Direktur Eksekutif PVRI Miya Irawati berpendapat, seharusnya negara hadir melindungi warga negaranya yang hendak menyampaikan pendapatnya di muka umum."Pemerintah harus tegas dalam melindungi serta menjamin kebebasan masyarakat dalam menyampaikan pendapatnya di muka umum. Hal tersebut dapat menjadi pesan penting terhadap dunia bahwa Pemerintah Indonesia berkomitmen dalam menciptakan pemerintahan yang demokratis," ujar Miya dalam siaran persnya, Rabu (9/11/2022).
Miya juga menyinggung persoalan regresi demokrasi di Indonesia. Menurut dia, proses kemunduran demokrasi di Indonesia juga dipengaruhi akibat ancaman atau penggunaan kekerasan oleh masyarakat yang menghambat kebebasan berkumpul dan berserikat.
"Tidak boleh ada pembiaran terhadap kekerasan! Justru perlindungan pemerintah terhadap ruang-ruang berpendapat masyarakat dapat menjadi arus balik di tengah tren regresi demokrasi dunia, utamanya di Indonesia," sambungnya.
Beberapa acara dan kampanye yang digawangi oleh aktivis iklim dibatalkan hingga mendapatkan penghadangan, intimidasi, serta dugaan peretasan alat komunikasi.
Pada 5 November 2022, cara bertajuk “Ruang Aspirasi dan Seni Anak Muda Bali untuk Iklim” harus dibatakan. Sebab, penyelenggaraan kegiatan itu diklaim menimbulkan keramaian selama KTT G20.
Tak hanya itu, tim pesepeda Greenpeace Chasing the Shadow juga mengalami dugaan represi serta intimidasi.
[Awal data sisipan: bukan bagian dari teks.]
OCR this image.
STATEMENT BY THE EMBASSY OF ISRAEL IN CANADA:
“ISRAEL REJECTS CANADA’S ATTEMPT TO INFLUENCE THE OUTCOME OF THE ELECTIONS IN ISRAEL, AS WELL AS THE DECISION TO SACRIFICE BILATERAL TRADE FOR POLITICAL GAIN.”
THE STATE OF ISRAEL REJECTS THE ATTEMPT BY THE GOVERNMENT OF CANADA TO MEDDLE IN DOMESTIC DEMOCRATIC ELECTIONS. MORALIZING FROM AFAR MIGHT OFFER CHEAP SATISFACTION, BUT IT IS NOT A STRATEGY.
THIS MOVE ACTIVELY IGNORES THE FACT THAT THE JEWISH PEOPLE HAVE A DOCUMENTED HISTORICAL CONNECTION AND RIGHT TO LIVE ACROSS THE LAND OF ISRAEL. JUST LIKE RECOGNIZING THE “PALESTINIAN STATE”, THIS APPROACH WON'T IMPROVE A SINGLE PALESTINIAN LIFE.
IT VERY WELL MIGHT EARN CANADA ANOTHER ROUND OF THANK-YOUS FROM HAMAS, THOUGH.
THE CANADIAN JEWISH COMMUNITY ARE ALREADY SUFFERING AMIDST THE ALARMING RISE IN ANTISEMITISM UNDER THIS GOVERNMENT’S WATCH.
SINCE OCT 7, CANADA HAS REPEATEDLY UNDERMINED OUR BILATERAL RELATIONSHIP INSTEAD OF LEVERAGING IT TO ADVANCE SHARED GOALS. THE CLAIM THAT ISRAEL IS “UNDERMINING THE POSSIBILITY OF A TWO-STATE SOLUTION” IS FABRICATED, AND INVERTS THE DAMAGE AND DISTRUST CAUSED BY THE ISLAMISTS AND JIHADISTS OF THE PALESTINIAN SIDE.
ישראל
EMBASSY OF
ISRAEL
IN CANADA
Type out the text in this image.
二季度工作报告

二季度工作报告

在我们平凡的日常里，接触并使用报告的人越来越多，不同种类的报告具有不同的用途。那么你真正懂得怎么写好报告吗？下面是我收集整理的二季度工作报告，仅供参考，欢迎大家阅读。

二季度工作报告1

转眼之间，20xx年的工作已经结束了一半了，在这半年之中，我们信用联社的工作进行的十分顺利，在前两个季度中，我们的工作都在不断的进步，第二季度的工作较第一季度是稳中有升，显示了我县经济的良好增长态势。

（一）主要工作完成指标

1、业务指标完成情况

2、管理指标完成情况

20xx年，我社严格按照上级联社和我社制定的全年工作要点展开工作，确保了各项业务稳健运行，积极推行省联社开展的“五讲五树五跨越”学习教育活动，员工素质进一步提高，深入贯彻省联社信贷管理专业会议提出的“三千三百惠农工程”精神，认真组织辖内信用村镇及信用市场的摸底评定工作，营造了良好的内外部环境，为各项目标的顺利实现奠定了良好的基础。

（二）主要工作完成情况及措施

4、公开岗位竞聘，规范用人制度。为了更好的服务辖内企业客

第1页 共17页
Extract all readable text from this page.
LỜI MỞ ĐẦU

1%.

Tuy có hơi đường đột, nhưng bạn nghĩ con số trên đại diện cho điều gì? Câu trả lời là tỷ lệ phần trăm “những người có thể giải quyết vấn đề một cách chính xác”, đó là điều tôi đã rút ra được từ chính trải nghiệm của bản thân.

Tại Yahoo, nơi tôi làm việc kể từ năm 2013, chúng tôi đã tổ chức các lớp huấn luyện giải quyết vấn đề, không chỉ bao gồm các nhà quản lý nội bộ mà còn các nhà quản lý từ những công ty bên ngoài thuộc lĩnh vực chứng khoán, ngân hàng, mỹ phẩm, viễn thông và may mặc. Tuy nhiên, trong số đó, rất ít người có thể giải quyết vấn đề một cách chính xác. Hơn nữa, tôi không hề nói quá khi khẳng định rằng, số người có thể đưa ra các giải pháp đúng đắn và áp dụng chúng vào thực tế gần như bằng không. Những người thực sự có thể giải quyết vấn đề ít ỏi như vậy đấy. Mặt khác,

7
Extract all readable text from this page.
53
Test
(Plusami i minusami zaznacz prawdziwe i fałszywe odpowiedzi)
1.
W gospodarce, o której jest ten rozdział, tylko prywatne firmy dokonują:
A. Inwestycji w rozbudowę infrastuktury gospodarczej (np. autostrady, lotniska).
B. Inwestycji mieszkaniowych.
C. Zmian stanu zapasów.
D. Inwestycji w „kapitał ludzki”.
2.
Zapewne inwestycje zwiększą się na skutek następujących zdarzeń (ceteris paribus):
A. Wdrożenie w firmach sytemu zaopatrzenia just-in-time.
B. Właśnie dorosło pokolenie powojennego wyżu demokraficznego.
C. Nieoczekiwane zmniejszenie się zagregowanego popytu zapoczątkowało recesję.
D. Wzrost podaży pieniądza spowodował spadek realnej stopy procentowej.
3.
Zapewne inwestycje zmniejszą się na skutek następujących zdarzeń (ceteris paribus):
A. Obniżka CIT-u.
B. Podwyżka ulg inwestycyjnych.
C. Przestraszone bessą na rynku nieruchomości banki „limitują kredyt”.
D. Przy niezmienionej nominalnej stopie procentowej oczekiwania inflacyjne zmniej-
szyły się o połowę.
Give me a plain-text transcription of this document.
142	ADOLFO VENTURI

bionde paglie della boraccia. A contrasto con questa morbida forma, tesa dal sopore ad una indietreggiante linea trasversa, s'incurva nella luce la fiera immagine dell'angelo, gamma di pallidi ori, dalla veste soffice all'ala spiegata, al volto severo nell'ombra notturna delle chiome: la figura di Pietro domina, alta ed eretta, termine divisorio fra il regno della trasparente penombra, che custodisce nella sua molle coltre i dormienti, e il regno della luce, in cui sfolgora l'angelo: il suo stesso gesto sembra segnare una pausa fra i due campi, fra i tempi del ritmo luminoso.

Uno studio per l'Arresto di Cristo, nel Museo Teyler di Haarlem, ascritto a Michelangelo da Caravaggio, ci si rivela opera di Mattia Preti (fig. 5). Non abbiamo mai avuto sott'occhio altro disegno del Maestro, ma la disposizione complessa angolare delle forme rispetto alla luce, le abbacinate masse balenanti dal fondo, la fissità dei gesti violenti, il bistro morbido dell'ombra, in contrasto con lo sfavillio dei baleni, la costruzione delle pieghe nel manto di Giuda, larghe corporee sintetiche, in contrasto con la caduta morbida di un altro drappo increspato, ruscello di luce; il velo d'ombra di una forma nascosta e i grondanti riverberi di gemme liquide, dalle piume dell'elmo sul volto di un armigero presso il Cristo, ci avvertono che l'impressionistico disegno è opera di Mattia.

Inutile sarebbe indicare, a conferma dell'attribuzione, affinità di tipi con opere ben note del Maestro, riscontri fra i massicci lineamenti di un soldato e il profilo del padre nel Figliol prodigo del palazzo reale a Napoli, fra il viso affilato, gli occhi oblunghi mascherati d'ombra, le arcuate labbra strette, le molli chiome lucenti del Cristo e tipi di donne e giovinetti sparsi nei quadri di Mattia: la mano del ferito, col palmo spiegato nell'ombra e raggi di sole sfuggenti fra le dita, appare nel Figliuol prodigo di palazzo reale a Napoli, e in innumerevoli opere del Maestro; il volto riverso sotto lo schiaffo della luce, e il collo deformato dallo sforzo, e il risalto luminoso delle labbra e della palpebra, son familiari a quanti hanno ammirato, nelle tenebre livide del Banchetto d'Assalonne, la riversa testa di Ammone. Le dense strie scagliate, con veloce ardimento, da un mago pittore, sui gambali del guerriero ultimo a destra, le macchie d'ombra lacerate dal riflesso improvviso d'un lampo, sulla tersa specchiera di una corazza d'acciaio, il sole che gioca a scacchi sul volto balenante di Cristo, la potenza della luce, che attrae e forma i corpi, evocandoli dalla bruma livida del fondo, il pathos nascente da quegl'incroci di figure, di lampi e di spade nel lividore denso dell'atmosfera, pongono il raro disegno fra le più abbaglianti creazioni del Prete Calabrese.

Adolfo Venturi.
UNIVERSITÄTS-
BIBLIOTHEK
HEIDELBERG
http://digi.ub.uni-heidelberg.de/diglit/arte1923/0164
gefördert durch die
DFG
Selama perjalanan, mereka kerap diintai oleh pihak-pihak tidak dikenal, didatangi oleh pihak yang mengaku polisi, serta diikuti oleh dua sampai tiga mobil.
Tepat di Probolinggo, Jawa Timur, tim pesepeda Greenpeace diintimidasi oleh sekelompok masyarakat, mereka diminta untuk tidak melanjutkan perjalanan ke Bali sesuai rute perjalanan yang diagendakan.